Eystein Dahl and Antonio Fábregas
Zero or null morphology refers to morphological units that are devoid of phonological content. Whether such entities should be postulated is one of the most controversial issues in morphological theory, with disagreements in how the concept should be delimited, what would count as an instance of zero morphology inside a particular theory, and whether such objects should be allowed even as mere analytical instruments.
With respect to the first problem, given that zero morphology is a hypothesis that comes from certain analyses, delimiting what counts as a zero morpheme is not a trivial matter. The concept must be carefully differentiated from others that intuitively also involve situations where there is no overt morphological marking: cumulative morphology, phonological deletion, etc.
About the second issue, what counts as null can also depend on the specific theories where the proposal is made. In the strict sense, zero morphology involves a complete morphosyntactic representation that is associated to zero phonological content, but there are other notions of zero morphology that differ from the one discussed here, such as absolute absence of morphological expression, in addition to specific theory-internal interpretations of what counts as null. Thus, it is also important to consider the different ways in which something can be morphologically silent.

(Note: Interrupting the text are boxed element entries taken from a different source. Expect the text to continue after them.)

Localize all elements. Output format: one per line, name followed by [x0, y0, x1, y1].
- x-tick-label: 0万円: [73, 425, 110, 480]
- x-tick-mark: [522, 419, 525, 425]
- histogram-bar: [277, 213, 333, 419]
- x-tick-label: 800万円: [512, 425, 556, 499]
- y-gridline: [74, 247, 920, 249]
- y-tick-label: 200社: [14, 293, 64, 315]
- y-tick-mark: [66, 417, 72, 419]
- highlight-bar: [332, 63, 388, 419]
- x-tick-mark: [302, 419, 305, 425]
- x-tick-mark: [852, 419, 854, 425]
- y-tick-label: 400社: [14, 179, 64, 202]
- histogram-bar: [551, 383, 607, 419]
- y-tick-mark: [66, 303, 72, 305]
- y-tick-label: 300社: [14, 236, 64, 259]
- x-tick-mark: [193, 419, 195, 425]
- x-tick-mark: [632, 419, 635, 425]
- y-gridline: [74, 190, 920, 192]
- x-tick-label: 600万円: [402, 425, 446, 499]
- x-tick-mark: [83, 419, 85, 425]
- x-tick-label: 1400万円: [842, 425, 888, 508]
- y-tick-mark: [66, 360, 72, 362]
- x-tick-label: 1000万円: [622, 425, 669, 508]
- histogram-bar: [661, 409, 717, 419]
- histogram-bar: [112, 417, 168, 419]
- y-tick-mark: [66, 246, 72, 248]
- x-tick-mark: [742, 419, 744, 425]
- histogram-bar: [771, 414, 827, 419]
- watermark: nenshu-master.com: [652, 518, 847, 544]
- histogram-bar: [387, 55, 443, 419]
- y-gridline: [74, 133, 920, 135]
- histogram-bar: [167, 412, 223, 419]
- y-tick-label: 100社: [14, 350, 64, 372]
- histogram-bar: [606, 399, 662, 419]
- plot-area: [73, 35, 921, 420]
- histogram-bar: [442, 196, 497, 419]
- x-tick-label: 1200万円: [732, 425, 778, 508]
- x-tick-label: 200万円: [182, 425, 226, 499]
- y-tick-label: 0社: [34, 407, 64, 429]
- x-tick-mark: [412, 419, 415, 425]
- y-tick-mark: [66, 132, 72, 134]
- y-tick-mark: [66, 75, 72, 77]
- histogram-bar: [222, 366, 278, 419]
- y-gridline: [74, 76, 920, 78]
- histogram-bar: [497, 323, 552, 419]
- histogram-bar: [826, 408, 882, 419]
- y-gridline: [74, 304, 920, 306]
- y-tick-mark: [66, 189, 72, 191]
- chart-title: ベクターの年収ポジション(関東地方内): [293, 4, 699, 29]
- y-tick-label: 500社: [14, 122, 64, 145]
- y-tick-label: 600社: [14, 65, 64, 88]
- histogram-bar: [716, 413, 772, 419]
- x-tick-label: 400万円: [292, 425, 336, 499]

Finally, with respect to the third side of the debate, arguments are made for and against zero morphology, notably from the perspectives of falsifiability, acquisition, and psycholinguistics. Of particular impact is the question of which properties a theory should have in order to block the possibility that zero morphology exists, and conversely the properties that theories that accept zero morphology associate to null morphemes.
An important ingredient in this debate has to do with two empirical domains: zero derivation and paradigmatic uniformity. Ultimately, the plausibility that zero morphemes exist or not depends on the success at accounting for these two empirical patterns in a better way than theories that ban zero morphology.